As usual, this Christmas we had to listen to the accusations that we were not celebrating Christmas spiritually enough. And that we’re never really spiritual enough, and that we’re an atheist nation, and that if we all went to church we’d be in a very different place politically, and I don’t know what. This time I’m going to bring up Rodney Stark, the Catholic historian and sociologist of religion, in my opinion clearly the best analyst in this field.

Stark shows that we have a choice. Either we can be a country where churches are built, religious symbols are on the national flag, religion is taught in schools, almost everyone has a church wedding… but where people will be completely lukewarm religiously and almost no one will care. Or we can be a country where a lot more people will think about spiritual things and live a nondenominational religious life. But then there won’t be those cathedrals, signs, religious instruction in schools and thousands of church services. For the two are mutually exclusive. The types of religious organizations (churches, sects, etc.) that can influence the state and the public atmosphere, they cannot reach the vast majority of people. And those that can reach people personally, in turn cannot influence the state and the public atmosphere. Either one or the other prevails.

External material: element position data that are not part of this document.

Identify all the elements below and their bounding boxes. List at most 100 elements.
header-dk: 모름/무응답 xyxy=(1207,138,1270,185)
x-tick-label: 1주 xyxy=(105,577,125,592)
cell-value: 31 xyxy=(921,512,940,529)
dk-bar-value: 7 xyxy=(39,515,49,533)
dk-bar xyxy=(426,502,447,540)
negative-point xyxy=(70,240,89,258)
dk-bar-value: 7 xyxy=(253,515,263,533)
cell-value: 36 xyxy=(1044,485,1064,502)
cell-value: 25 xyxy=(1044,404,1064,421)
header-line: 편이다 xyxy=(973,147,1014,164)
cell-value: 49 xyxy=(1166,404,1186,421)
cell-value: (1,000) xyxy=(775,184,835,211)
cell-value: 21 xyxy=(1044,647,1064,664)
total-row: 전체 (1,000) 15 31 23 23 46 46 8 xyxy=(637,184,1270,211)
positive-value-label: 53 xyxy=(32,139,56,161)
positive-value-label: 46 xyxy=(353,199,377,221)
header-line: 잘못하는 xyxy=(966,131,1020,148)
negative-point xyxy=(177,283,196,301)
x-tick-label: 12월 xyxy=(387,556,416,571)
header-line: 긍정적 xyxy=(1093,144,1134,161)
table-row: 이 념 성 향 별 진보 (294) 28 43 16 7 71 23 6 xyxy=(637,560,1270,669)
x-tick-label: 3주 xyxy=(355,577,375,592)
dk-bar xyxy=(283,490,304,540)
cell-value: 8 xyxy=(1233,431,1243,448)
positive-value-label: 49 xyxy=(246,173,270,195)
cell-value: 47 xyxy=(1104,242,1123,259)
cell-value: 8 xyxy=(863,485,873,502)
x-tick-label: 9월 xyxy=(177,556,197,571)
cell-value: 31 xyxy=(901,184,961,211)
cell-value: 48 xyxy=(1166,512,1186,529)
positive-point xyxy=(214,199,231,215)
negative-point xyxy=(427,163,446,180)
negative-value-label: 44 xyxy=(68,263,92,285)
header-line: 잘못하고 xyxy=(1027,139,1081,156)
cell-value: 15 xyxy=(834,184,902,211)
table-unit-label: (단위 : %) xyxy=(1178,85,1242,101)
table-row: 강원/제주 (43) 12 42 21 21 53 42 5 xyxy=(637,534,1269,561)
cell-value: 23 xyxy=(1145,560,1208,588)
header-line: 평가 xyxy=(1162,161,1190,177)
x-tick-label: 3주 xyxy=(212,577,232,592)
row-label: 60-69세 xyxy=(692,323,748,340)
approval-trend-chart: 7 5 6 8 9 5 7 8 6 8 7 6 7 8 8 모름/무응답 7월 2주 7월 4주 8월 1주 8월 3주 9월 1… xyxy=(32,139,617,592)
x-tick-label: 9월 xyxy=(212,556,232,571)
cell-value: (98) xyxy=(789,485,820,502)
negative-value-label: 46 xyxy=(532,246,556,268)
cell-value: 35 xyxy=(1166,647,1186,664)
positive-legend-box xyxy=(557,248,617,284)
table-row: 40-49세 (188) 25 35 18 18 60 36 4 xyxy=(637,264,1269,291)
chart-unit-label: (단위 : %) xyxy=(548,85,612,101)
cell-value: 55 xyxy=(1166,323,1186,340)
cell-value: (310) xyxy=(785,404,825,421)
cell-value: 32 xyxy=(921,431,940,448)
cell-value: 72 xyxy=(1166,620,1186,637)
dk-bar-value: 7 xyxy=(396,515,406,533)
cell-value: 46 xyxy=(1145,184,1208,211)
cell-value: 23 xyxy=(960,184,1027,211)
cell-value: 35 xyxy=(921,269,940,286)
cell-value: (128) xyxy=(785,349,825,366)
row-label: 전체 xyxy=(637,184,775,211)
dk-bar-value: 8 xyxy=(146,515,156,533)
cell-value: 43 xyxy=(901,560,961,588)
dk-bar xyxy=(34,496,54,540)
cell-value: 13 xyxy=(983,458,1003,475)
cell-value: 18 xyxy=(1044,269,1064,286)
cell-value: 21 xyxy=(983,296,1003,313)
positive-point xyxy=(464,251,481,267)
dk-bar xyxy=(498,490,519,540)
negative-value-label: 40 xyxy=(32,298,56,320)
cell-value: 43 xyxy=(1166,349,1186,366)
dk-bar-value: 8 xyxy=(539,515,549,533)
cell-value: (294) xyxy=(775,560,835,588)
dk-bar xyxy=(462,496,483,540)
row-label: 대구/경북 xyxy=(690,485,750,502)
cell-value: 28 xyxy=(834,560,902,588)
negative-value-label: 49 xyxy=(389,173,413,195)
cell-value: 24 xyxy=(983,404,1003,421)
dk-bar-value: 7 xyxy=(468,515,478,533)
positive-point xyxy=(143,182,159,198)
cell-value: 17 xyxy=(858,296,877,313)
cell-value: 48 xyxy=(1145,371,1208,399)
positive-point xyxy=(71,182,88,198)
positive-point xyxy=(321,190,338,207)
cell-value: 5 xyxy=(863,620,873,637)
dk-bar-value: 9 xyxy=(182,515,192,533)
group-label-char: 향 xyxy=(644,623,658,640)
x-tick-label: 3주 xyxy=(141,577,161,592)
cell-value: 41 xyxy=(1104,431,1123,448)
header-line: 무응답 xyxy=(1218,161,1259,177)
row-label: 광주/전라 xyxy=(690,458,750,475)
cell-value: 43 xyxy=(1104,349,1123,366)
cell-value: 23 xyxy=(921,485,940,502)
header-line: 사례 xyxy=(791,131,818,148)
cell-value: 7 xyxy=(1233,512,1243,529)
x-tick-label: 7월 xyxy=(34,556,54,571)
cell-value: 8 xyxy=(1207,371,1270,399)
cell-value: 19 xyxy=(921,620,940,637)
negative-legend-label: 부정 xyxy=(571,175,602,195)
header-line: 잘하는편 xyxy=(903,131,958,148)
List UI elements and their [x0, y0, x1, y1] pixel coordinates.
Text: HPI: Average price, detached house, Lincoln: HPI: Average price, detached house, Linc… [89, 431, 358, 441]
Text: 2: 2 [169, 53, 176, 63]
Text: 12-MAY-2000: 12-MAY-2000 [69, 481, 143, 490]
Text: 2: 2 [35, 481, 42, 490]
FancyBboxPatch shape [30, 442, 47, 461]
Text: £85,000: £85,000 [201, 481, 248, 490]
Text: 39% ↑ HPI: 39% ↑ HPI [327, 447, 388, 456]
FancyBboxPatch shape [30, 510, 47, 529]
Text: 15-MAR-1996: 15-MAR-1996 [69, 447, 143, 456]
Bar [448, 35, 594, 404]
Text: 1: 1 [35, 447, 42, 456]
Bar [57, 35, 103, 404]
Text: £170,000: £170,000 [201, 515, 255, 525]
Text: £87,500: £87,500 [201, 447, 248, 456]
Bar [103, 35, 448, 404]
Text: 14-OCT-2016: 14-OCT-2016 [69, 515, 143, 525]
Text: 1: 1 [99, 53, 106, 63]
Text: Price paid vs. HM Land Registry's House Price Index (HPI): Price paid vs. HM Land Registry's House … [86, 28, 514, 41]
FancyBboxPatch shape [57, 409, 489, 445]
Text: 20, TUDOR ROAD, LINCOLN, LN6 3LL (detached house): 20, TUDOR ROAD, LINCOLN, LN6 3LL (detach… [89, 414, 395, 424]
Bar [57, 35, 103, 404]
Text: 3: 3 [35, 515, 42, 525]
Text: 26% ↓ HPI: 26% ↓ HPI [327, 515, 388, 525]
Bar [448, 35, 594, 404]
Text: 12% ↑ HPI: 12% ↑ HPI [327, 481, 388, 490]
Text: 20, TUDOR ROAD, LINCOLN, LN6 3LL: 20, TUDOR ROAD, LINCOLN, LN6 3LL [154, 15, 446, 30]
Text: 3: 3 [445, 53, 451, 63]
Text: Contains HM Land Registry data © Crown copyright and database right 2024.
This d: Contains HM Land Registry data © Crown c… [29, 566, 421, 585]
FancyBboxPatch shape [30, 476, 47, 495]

The types of religious organizations (churches, sects, etc.) that can influence the state and the public atmosphere, they cannot reach the vast majority of people.

Stark also shows that in history these periods alternate. Sometimes cathedrals are built and other times people are interested in spiritual things. After all, we in the Czech Republic have gone through this particularly intensely. As late as the beginning of the 17th century, our country was a centre of the Reformation, a centre of education and a centre of personal piety. Then followed 100 years of very brutal enforcement of the Catholic Church. Almost 90% of the population had to leave the country or convert to Catholicism. Hundreds burned, thousands executed, tens of thousands imprisoned. Thousands of churches were built, the Catholic Church merged with the state – and informal personal piety disappeared.

Incidentally, the same pattern seems to apply elsewhere. Remember, for example, the recent report that atheists are increasing in Arab countries that are returning to Islamic law and Islamic traditions?